憲法第24条には「婚姻の自由」が定義され、戦前のように家長の許可がなくても二人の合意さえあれば結婚はできる。慣習として結婚にはイエとイエのお付き合いという側面が色濃く残っているものの、結納や結婚式、披露宴といった婚姻行事を行わずに結婚する人も多くなっている。もちろん格式の高いイエになればなるほど結納など婚姻儀式を欠かさず執り行う傾向がある。日本最高の格式(?)を誇る皇室が、婚約(納采の儀)を執り行わないとなれば、まさに前代未聞の事態になるだろう。
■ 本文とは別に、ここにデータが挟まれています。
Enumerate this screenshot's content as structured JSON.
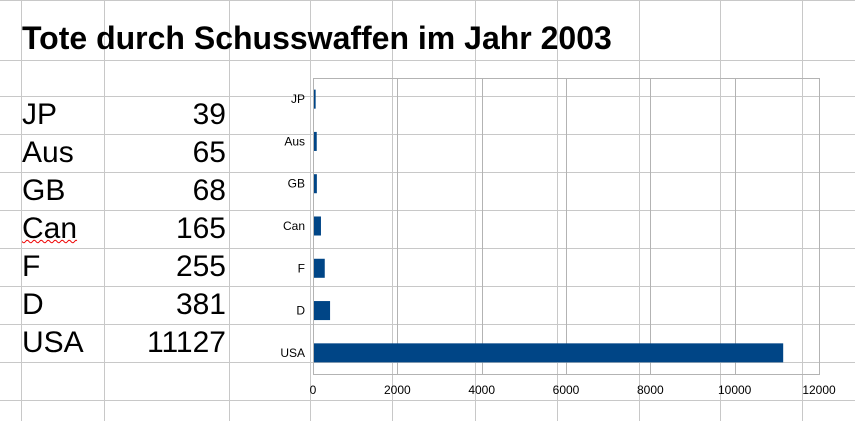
{
  "title": "Tote durch Schusswaffen im Jahr 2003",
  "table": [
    {
      "country": "JP",
      "value": "39"
    },
    {
      "country": "Aus",
      "value": "65"
    },
    {
      "country": "GB",
      "value": "68"
    },
    {
      "country": "Can",
      "value": "165"
    },
    {
      "country": "F",
      "value": "255"
    },
    {
      "country": "D",
      "value": "381"
    },
    {
      "country": "USA",
      "value": "11127"
    }
  ],
  "chart_data": {
    "type": "bar",
    "orientation": "horizontal",
    "categories": [
      "JP",
      "Aus",
      "GB",
      "Can",
      "F",
      "D",
      "USA"
    ],
    "values": [
      39,
      65,
      68,
      165,
      255,
      381,
      11127
    ],
    "xlim": [
      0,
      12000
    ],
    "xticks": [
      0,
      2000,
      4000,
      6000,
      8000,
      10000,
      12000
    ],
    "grid": true,
    "bar_color": "#004586"
  }
}
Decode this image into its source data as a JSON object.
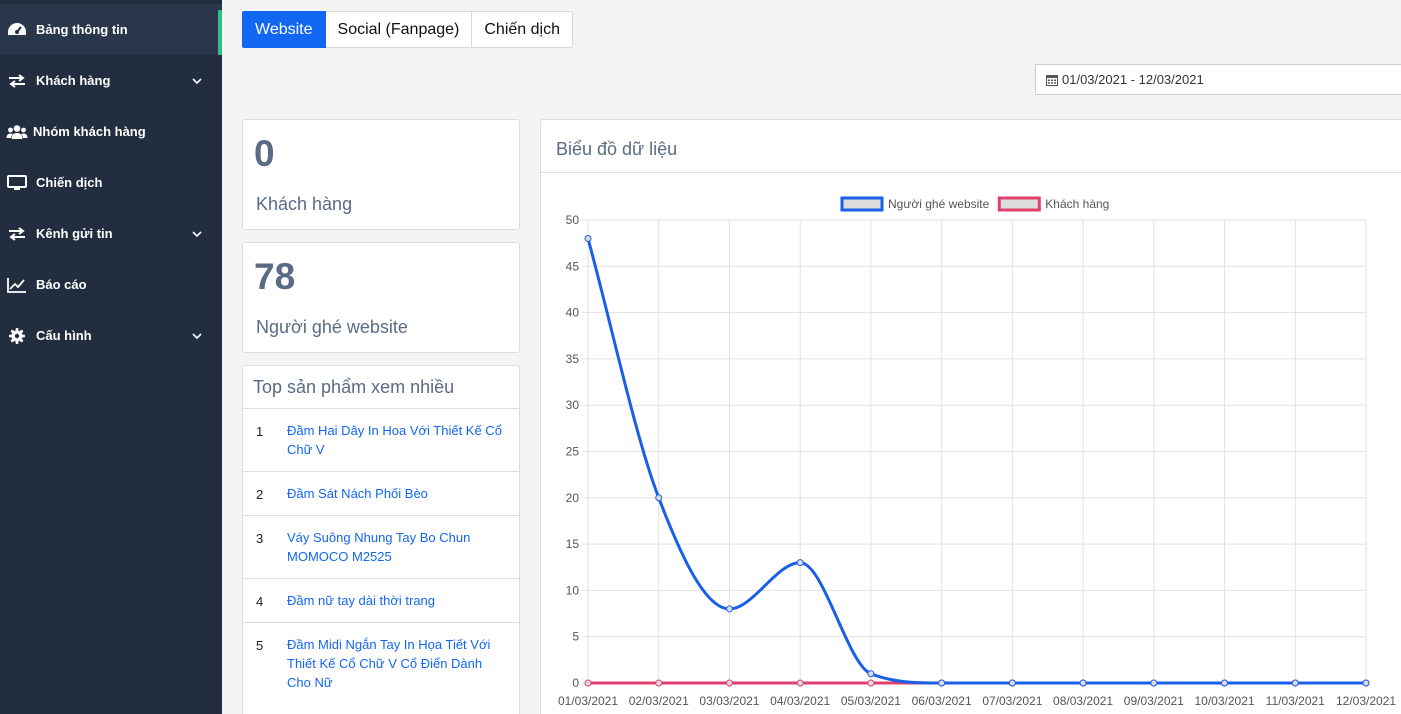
{
  "sidebar": {
    "items": [
      {
        "label": "Bảng thông tin",
        "icon": "dashboard-icon",
        "active": true
      },
      {
        "label": "Khách hàng",
        "icon": "exchange-icon",
        "has_chevron": true
      },
      {
        "label": "Nhóm khách hàng",
        "icon": "users-icon"
      },
      {
        "label": "Chiến dịch",
        "icon": "monitor-icon"
      },
      {
        "label": "Kênh gửi tin",
        "icon": "exchange-icon",
        "has_chevron": true
      },
      {
        "label": "Báo cáo",
        "icon": "line-chart-icon"
      },
      {
        "label": "Cấu hình",
        "icon": "gear-icon",
        "has_chevron": true
      }
    ]
  },
  "tabs": [
    {
      "label": "Website",
      "active": true
    },
    {
      "label": "Social (Fanpage)"
    },
    {
      "label": "Chiến dịch"
    }
  ],
  "date_range": {
    "value": "01/03/2021 - 12/03/2021",
    "icon": "calendar-icon"
  },
  "stats": [
    {
      "value": "0",
      "label": "Khách hàng"
    },
    {
      "value": "78",
      "label": "Người ghé website"
    }
  ],
  "top_products": {
    "title": "Top sản phẩm xem nhiều",
    "items": [
      {
        "rank": "1",
        "name": "Đầm Hai Dây In Hoa Với Thiết Kế Cổ Chữ V"
      },
      {
        "rank": "2",
        "name": "Đầm Sát Nách Phối Bèo"
      },
      {
        "rank": "3",
        "name": "Váy Suông Nhung Tay Bo Chun MOMOCO M2525"
      },
      {
        "rank": "4",
        "name": "Đầm nữ tay dài thời trang"
      },
      {
        "rank": "5",
        "name": "Đầm Midi Ngắn Tay In Họa Tiết Với Thiết Kế Cổ Chữ V Cổ Điển Dành Cho Nữ"
      }
    ]
  },
  "chart_card": {
    "title": "Biểu đồ dữ liệu"
  },
  "colors": {
    "primary": "#1267f2",
    "sidebar_bg": "#222d3f",
    "active_bar": "#2fbf84",
    "series_visitors": "#1a5fe8",
    "series_customers": "#e0406e"
  },
  "chart_data": {
    "type": "line",
    "x": [
      "01/03/2021",
      "02/03/2021",
      "03/03/2021",
      "04/03/2021",
      "05/03/2021",
      "06/03/2021",
      "07/03/2021",
      "08/03/2021",
      "09/03/2021",
      "10/03/2021",
      "11/03/2021",
      "12/03/2021"
    ],
    "series": [
      {
        "name": "Người ghé website",
        "color": "#1a5fe8",
        "values": [
          48,
          20,
          8,
          13,
          1,
          0,
          0,
          0,
          0,
          0,
          0,
          0
        ]
      },
      {
        "name": "Khách hàng",
        "color": "#e0406e",
        "values": [
          0,
          0,
          0,
          0,
          0,
          0,
          0,
          0,
          0,
          0,
          0,
          0
        ]
      }
    ],
    "ylim": [
      0,
      50
    ],
    "yticks": [
      0,
      5,
      10,
      15,
      20,
      25,
      30,
      35,
      40,
      45,
      50
    ],
    "grid": true,
    "legend": "top-center",
    "smooth": true
  }
}
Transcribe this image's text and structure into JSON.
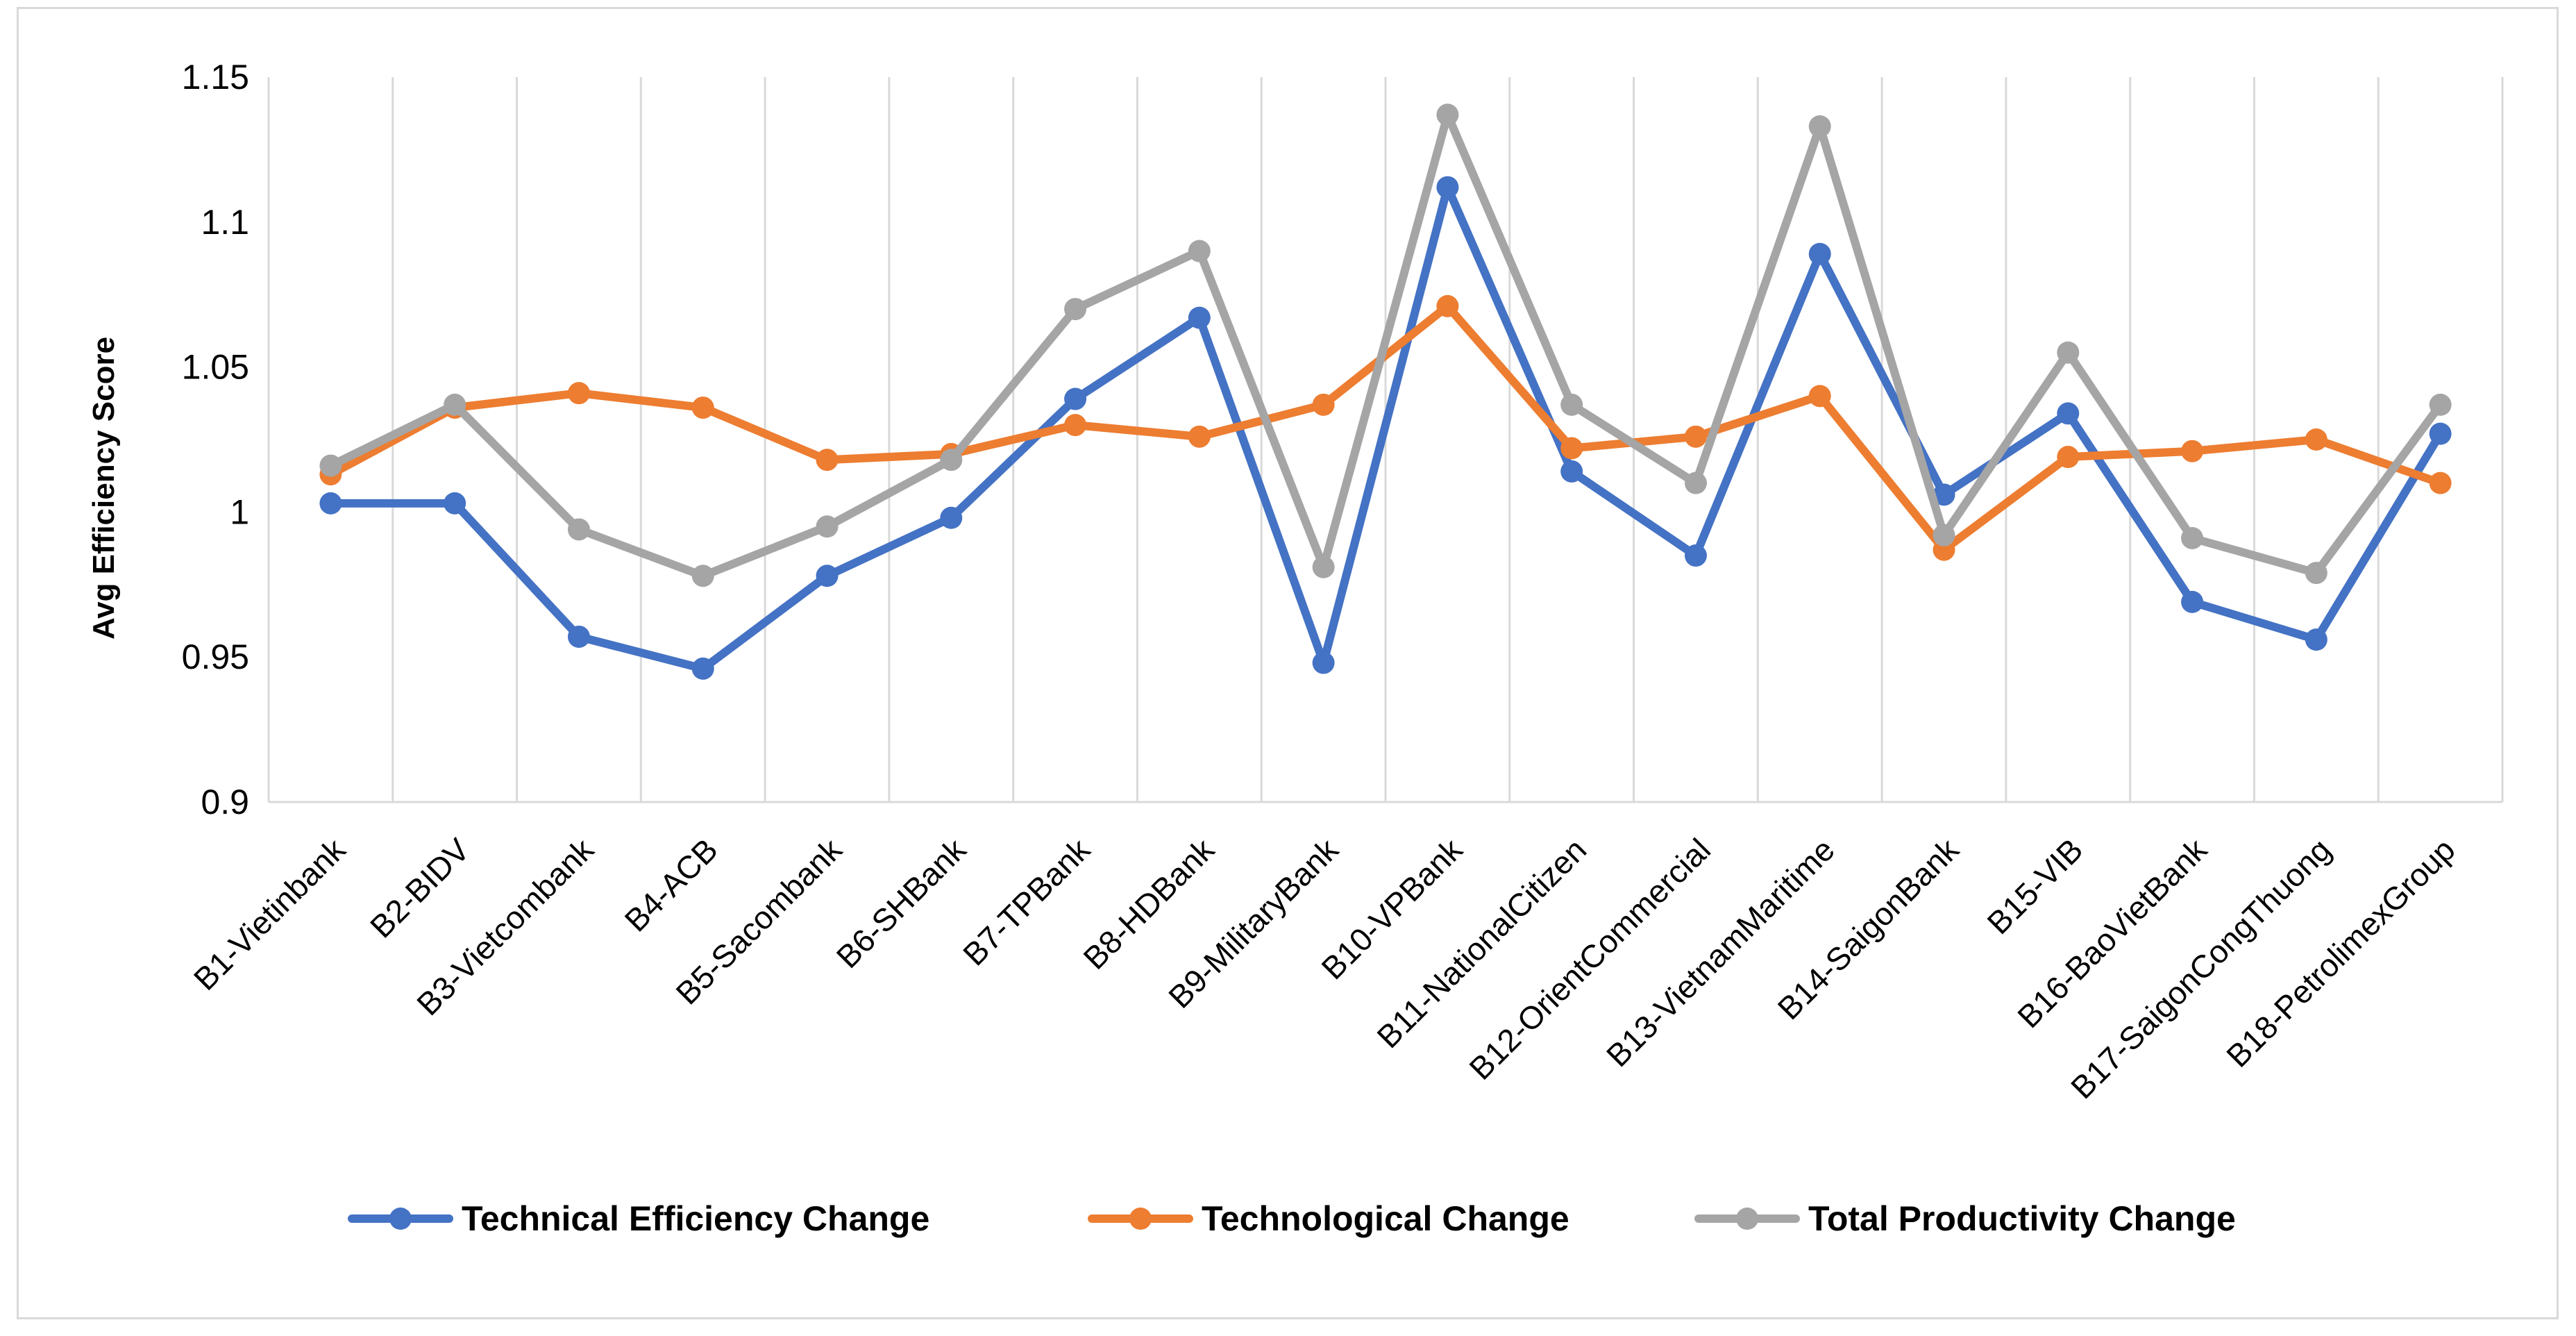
{
  "chart_data": {
    "type": "line",
    "title": "",
    "xlabel": "",
    "ylabel": "Avg Efficiency Score",
    "ylim": [
      0.9,
      1.15
    ],
    "yticks": [
      "0.9",
      "0.95",
      "1",
      "1.05",
      "1.1",
      "1.15"
    ],
    "grid": "vertical",
    "legend": "bottom",
    "categories": [
      "B1-Vietinbank",
      "B2-BIDV",
      "B3-Vietcombank",
      "B4-ACB",
      "B5-Sacombank",
      "B6-SHBank",
      "B7-TPBank",
      "B8-HDBank",
      "B9-MilitaryBank",
      "B10-VPBank",
      "B11-NationalCitizen",
      "B12-OrientCommercial",
      "B13-VietnamMaritime",
      "B14-SaigonBank",
      "B15-VIB",
      "B16-BaoVietBank",
      "B17-SaigonCongThuong",
      "B18-PetrolimexGroup"
    ],
    "series": [
      {
        "name": "Technical Efficiency Change",
        "color": "#4472c4",
        "values": [
          1.003,
          1.003,
          0.957,
          0.946,
          0.978,
          0.998,
          1.039,
          1.067,
          0.948,
          1.112,
          1.014,
          0.985,
          1.089,
          1.006,
          1.034,
          0.969,
          0.956,
          1.027
        ]
      },
      {
        "name": "Technological Change",
        "color": "#ed7d31",
        "values": [
          1.013,
          1.036,
          1.041,
          1.036,
          1.018,
          1.02,
          1.03,
          1.026,
          1.037,
          1.071,
          1.022,
          1.026,
          1.04,
          0.987,
          1.019,
          1.021,
          1.025,
          1.01
        ]
      },
      {
        "name": "Total Productivity Change",
        "color": "#a5a5a5",
        "values": [
          1.016,
          1.037,
          0.994,
          0.978,
          0.995,
          1.018,
          1.07,
          1.09,
          0.981,
          1.137,
          1.037,
          1.01,
          1.133,
          0.992,
          1.055,
          0.991,
          0.979,
          1.037
        ]
      }
    ]
  }
}
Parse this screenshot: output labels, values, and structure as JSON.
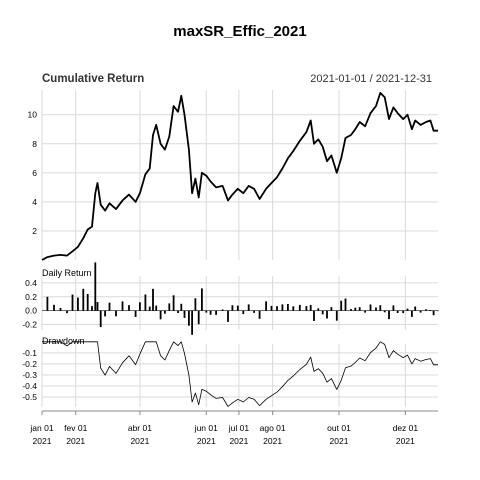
{
  "chart_data": {
    "type": "line",
    "title": "maxSR_Effic_2021",
    "date_range": "2021-01-01 / 2021-12-31",
    "x_ticks": [
      {
        "date": "2021-01-01",
        "label": "jan 01",
        "year": "2021"
      },
      {
        "date": "2021-02-01",
        "label": "fev 01",
        "year": "2021"
      },
      {
        "date": "2021-04-01",
        "label": "abr 01",
        "year": "2021"
      },
      {
        "date": "2021-06-01",
        "label": "jun 01",
        "year": "2021"
      },
      {
        "date": "2021-07-01",
        "label": "jul 01",
        "year": "2021"
      },
      {
        "date": "2021-08-01",
        "label": "ago 01",
        "year": "2021"
      },
      {
        "date": "2021-10-01",
        "label": "out 01",
        "year": "2021"
      },
      {
        "date": "2021-12-01",
        "label": "dez 01",
        "year": "2021"
      }
    ],
    "x_range": [
      "2021-01-01",
      "2021-12-31"
    ],
    "panels": [
      {
        "id": "cumulative",
        "label": "Cumulative Return",
        "ylim": [
          0,
          11.7
        ],
        "yticks": [
          2,
          4,
          6,
          8,
          10
        ],
        "points": [
          [
            "2021-01-01",
            0.0
          ],
          [
            "2021-01-06",
            0.2
          ],
          [
            "2021-01-12",
            0.3
          ],
          [
            "2021-01-18",
            0.35
          ],
          [
            "2021-01-24",
            0.3
          ],
          [
            "2021-01-29",
            0.6
          ],
          [
            "2021-02-03",
            0.9
          ],
          [
            "2021-02-08",
            1.5
          ],
          [
            "2021-02-12",
            2.1
          ],
          [
            "2021-02-16",
            2.3
          ],
          [
            "2021-02-19",
            4.6
          ],
          [
            "2021-02-21",
            5.3
          ],
          [
            "2021-02-24",
            3.8
          ],
          [
            "2021-02-28",
            3.4
          ],
          [
            "2021-03-04",
            3.9
          ],
          [
            "2021-03-10",
            3.5
          ],
          [
            "2021-03-16",
            4.1
          ],
          [
            "2021-03-22",
            4.5
          ],
          [
            "2021-03-28",
            4.0
          ],
          [
            "2021-04-01",
            4.6
          ],
          [
            "2021-04-06",
            5.9
          ],
          [
            "2021-04-10",
            6.3
          ],
          [
            "2021-04-13",
            8.6
          ],
          [
            "2021-04-16",
            9.3
          ],
          [
            "2021-04-20",
            8.0
          ],
          [
            "2021-04-24",
            7.6
          ],
          [
            "2021-04-28",
            8.5
          ],
          [
            "2021-05-02",
            10.6
          ],
          [
            "2021-05-06",
            10.2
          ],
          [
            "2021-05-09",
            11.3
          ],
          [
            "2021-05-12",
            10.0
          ],
          [
            "2021-05-16",
            7.6
          ],
          [
            "2021-05-19",
            4.6
          ],
          [
            "2021-05-22",
            5.6
          ],
          [
            "2021-05-25",
            4.3
          ],
          [
            "2021-05-28",
            6.0
          ],
          [
            "2021-06-01",
            5.8
          ],
          [
            "2021-06-05",
            5.4
          ],
          [
            "2021-06-10",
            5.0
          ],
          [
            "2021-06-16",
            5.1
          ],
          [
            "2021-06-21",
            4.1
          ],
          [
            "2021-06-25",
            4.5
          ],
          [
            "2021-06-30",
            4.9
          ],
          [
            "2021-07-05",
            4.6
          ],
          [
            "2021-07-10",
            5.1
          ],
          [
            "2021-07-15",
            4.9
          ],
          [
            "2021-07-20",
            4.2
          ],
          [
            "2021-07-26",
            4.9
          ],
          [
            "2021-07-31",
            5.3
          ],
          [
            "2021-08-05",
            5.7
          ],
          [
            "2021-08-10",
            6.3
          ],
          [
            "2021-08-15",
            7.0
          ],
          [
            "2021-08-20",
            7.5
          ],
          [
            "2021-08-26",
            8.2
          ],
          [
            "2021-09-01",
            8.8
          ],
          [
            "2021-09-05",
            9.6
          ],
          [
            "2021-09-08",
            8.0
          ],
          [
            "2021-09-12",
            8.3
          ],
          [
            "2021-09-16",
            7.8
          ],
          [
            "2021-09-20",
            6.8
          ],
          [
            "2021-09-24",
            7.2
          ],
          [
            "2021-09-29",
            6.0
          ],
          [
            "2021-10-03",
            7.0
          ],
          [
            "2021-10-07",
            8.4
          ],
          [
            "2021-10-12",
            8.6
          ],
          [
            "2021-10-16",
            9.0
          ],
          [
            "2021-10-20",
            9.5
          ],
          [
            "2021-10-25",
            9.2
          ],
          [
            "2021-10-30",
            10.1
          ],
          [
            "2021-11-04",
            10.6
          ],
          [
            "2021-11-08",
            11.5
          ],
          [
            "2021-11-12",
            11.2
          ],
          [
            "2021-11-16",
            9.7
          ],
          [
            "2021-11-20",
            10.5
          ],
          [
            "2021-11-24",
            10.1
          ],
          [
            "2021-11-29",
            9.7
          ],
          [
            "2021-12-03",
            10.0
          ],
          [
            "2021-12-07",
            9.0
          ],
          [
            "2021-12-10",
            9.6
          ],
          [
            "2021-12-15",
            9.3
          ],
          [
            "2021-12-20",
            9.5
          ],
          [
            "2021-12-24",
            9.6
          ],
          [
            "2021-12-27",
            8.9
          ],
          [
            "2021-12-31",
            8.9
          ]
        ]
      },
      {
        "id": "daily",
        "label": "Daily Return",
        "ylim": [
          -0.28,
          0.5
        ],
        "yticks": [
          -0.2,
          0.0,
          0.2,
          0.4
        ],
        "tick_labels": [
          "-0.2",
          "0.0",
          "0.2",
          "0.4"
        ]
      },
      {
        "id": "drawdown",
        "label": "Drawdown",
        "ylim": [
          -0.59,
          -0.02
        ],
        "yticks": [
          -0.1,
          -0.2,
          -0.3,
          -0.4,
          -0.5
        ],
        "tick_labels": [
          "-0.1",
          "-0.2",
          "-0.3",
          "-0.4",
          "-0.5"
        ]
      }
    ]
  }
}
笑顔麗しい眞子さま。自信満々なお姿に国民は大喜びだ——ならよいのだが。


納采の儀はハウスルールだが、法的根拠がある

一部週刊誌(週刊文春2020年12月10日号)などで「結婚は両性の自由、婚約にあたる“納采の儀”は法的根拠を持たない“慣習”にすぎないので執り行う必要はない」という論調を見かけるが、これは半分正解で、半分間違っている。“納采の儀”を執り行う必要は必ずしもないが、これを行うことは婚約決定したことが法的に認められることになる。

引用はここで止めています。